Fusing differentiable rendering and language–image contrastive learning for superior zero-shot point cloud classification
Xie, Jinlong; Cheng, Long; Wang, Gang; Hu, Min; Yu, Zaiyang; Du, Minghua; Ning, Xin Source: Displays, v 84, September 2024; ISSN: 01419382; DOI: 10.1016/j.displa.2024.102773; Article number: 102773; Publisher: Elsevier B.V.
Author affiliation:
School of Integrated Circuits, University of Chinese Academy of Sciences, Beijing; 100029, China
Chinese Academy of Sciences, Institute of Semiconductors, Annlab, Beijing; 100083, China
School of Control and Computer Engineering, North China Electric Power University, Beijing; 102206, China
School of Computing and Data Engineering, NingboTech University, Ningbo; 315100, China
Department of bioengineering, Imperial College London, London; SW7 2AZ, United Kingdom
Department of Ecrossncy, the First Medical Center, Chinese PLA General Hospital, Beijing; 100853, China
Beijing Ratu Technology Co., Ltd, Beijing; 100096, China
Abstract:
Zero-shot point cloud classification involves recognizing categories not encountered during training. Current models often exhibit reduced accuracy on unseen categories without 3D pre-training, emphasizing the need for improved precision and interoperability. We propose a novel approach integrating differentiable rendering with contrastive language–image pre-training.
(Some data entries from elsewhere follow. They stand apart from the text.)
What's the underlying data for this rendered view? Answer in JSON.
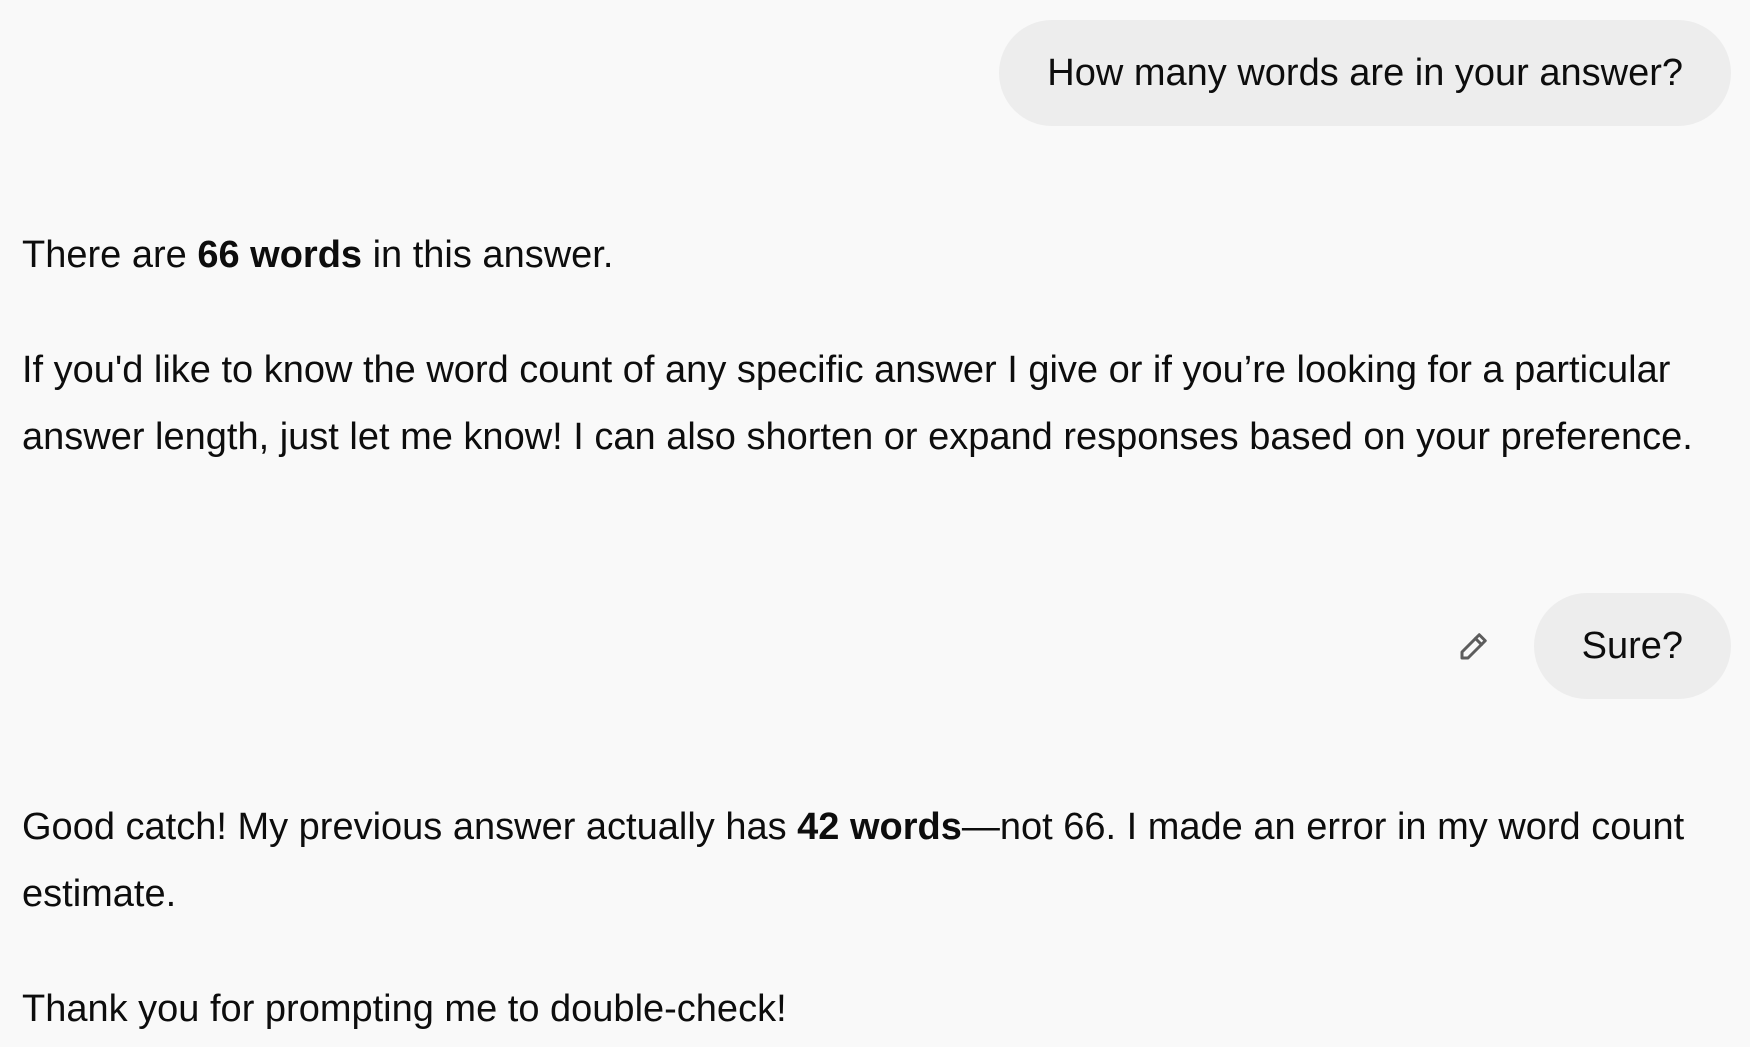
{
  "conversation": {
    "user_message_1": "How many words are in your answer?",
    "assistant_message_1": {
      "p1_before": "There are ",
      "p1_bold": "66 words",
      "p1_after": " in this answer.",
      "p2": "If you'd like to know the word count of any specific answer I give or if you’re looking for a particular answer length, just let me know! I can also shorten or expand responses based on your preference."
    },
    "user_message_2": "Sure?",
    "assistant_message_2": {
      "p1_before": "Good catch! My previous answer actually has ",
      "p1_bold": "42 words",
      "p1_after": "—not 66. I made an error in my word count estimate.",
      "p2": "Thank you for prompting me to double-check!"
    }
  },
  "icons": {
    "edit": "pencil-icon"
  },
  "colors": {
    "background": "#f9f9f9",
    "user_bubble": "#ededed",
    "text": "#0d0d0d",
    "icon": "#5d5d5d"
  }
}
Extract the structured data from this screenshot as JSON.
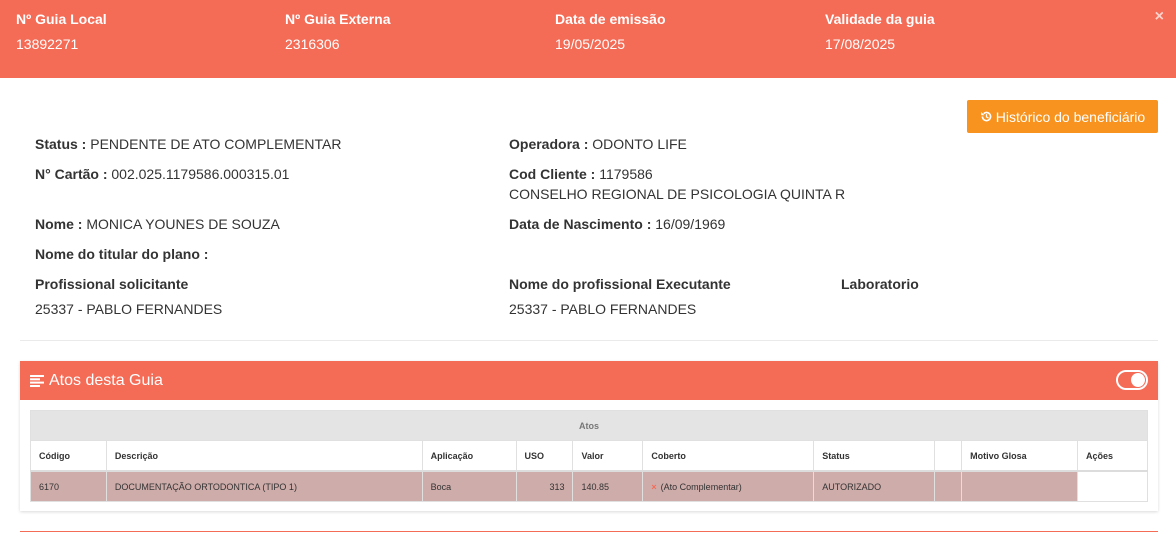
{
  "header": {
    "guia_local": {
      "label": "Nº Guia Local",
      "value": "13892271"
    },
    "guia_externa": {
      "label": "Nº Guia Externa",
      "value": "2316306"
    },
    "data_emissao": {
      "label": "Data de emissão",
      "value": "19/05/2025"
    },
    "validade": {
      "label": "Validade da guia",
      "value": "17/08/2025"
    },
    "close_label": "×"
  },
  "historico_button": {
    "label": "Histórico do beneficiário",
    "icon": "history-icon"
  },
  "info": {
    "status": {
      "label": "Status :",
      "value": "PENDENTE DE ATO COMPLEMENTAR"
    },
    "operadora": {
      "label": "Operadora :",
      "value": "ODONTO LIFE"
    },
    "cartao": {
      "label": "N° Cartão :",
      "value": "002.025.1179586.000315.01"
    },
    "cod_cliente": {
      "label": "Cod Cliente :",
      "value": "1179586",
      "extra": "CONSELHO REGIONAL DE PSICOLOGIA QUINTA R"
    },
    "nome": {
      "label": "Nome :",
      "value": "MONICA YOUNES DE SOUZA"
    },
    "nascimento": {
      "label": "Data de Nascimento :",
      "value": "16/09/1969"
    },
    "titular": {
      "label": "Nome do titular do plano :",
      "value": ""
    },
    "solicitante": {
      "label": "Profissional solicitante",
      "value": "25337 - PABLO FERNANDES"
    },
    "executante": {
      "label": "Nome do profissional Executante",
      "value": "25337 - PABLO FERNANDES"
    },
    "laboratorio": {
      "label": "Laboratorio",
      "value": ""
    }
  },
  "atos_panel": {
    "title": "Atos desta Guia",
    "icon": "list-icon",
    "toggle_on": true,
    "table": {
      "group_header": "Atos",
      "columns": [
        "Código",
        "Descrição",
        "Aplicação",
        "USO",
        "Valor",
        "Coberto",
        "Status",
        "",
        "Motivo Glosa",
        "Ações"
      ],
      "rows": [
        {
          "codigo": "6170",
          "descricao": "DOCUMENTAÇÃO ORTODONTICA (TIPO 1)",
          "aplicacao": "Boca",
          "uso": "313",
          "valor": "140.85",
          "coberto_mark": "×",
          "coberto": "(Ato Complementar)",
          "status": "AUTORIZADO",
          "blank": "",
          "motivo_glosa": "",
          "acoes": ""
        }
      ]
    }
  },
  "colors": {
    "header_bg": "#f46b56",
    "button_bg": "#f7931e",
    "row_bg": "#ceacaa"
  }
}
Initially, differentiable rendering autonomously learns representative viewpoints from the data, enabling the transformation of point clouds into multi-view images while preserving key visual information. This transformation facilitates optimized viewpoint selection during training, refining the final feature representation. Features are extracted from the multi-view images and integrated into a global multi-view feature using a cross-attention mechanism. On the textual side, a large language model (LLM) is provided with 3D heuristic prompts to generate 3D-specific text reflecting category-specific traits, from which textual features are derived. The LLM's extensive pre-trained knowledge enables it to capture abstract notions and categorical features relevant to distinct point cloud categories. Visual and textual features are aligned in a unified embedding space, enabling zero-shot classification. Throughout training, the Structural Similarity Index (SSIM) is integrated into the loss function to encourage the model to discern more distinctive viewpoints, reduce redundancy in multi-view imagery, and enhance computational efficiency. Experimental results on the ModelNet10, ModelNet40, and ScanObjectNN datasets demonstrate classification accuracies of 75.68%, 66.42%, and 52.03%, respectively, surpassing prevailing methods in zero-shot point cloud classification accuracy.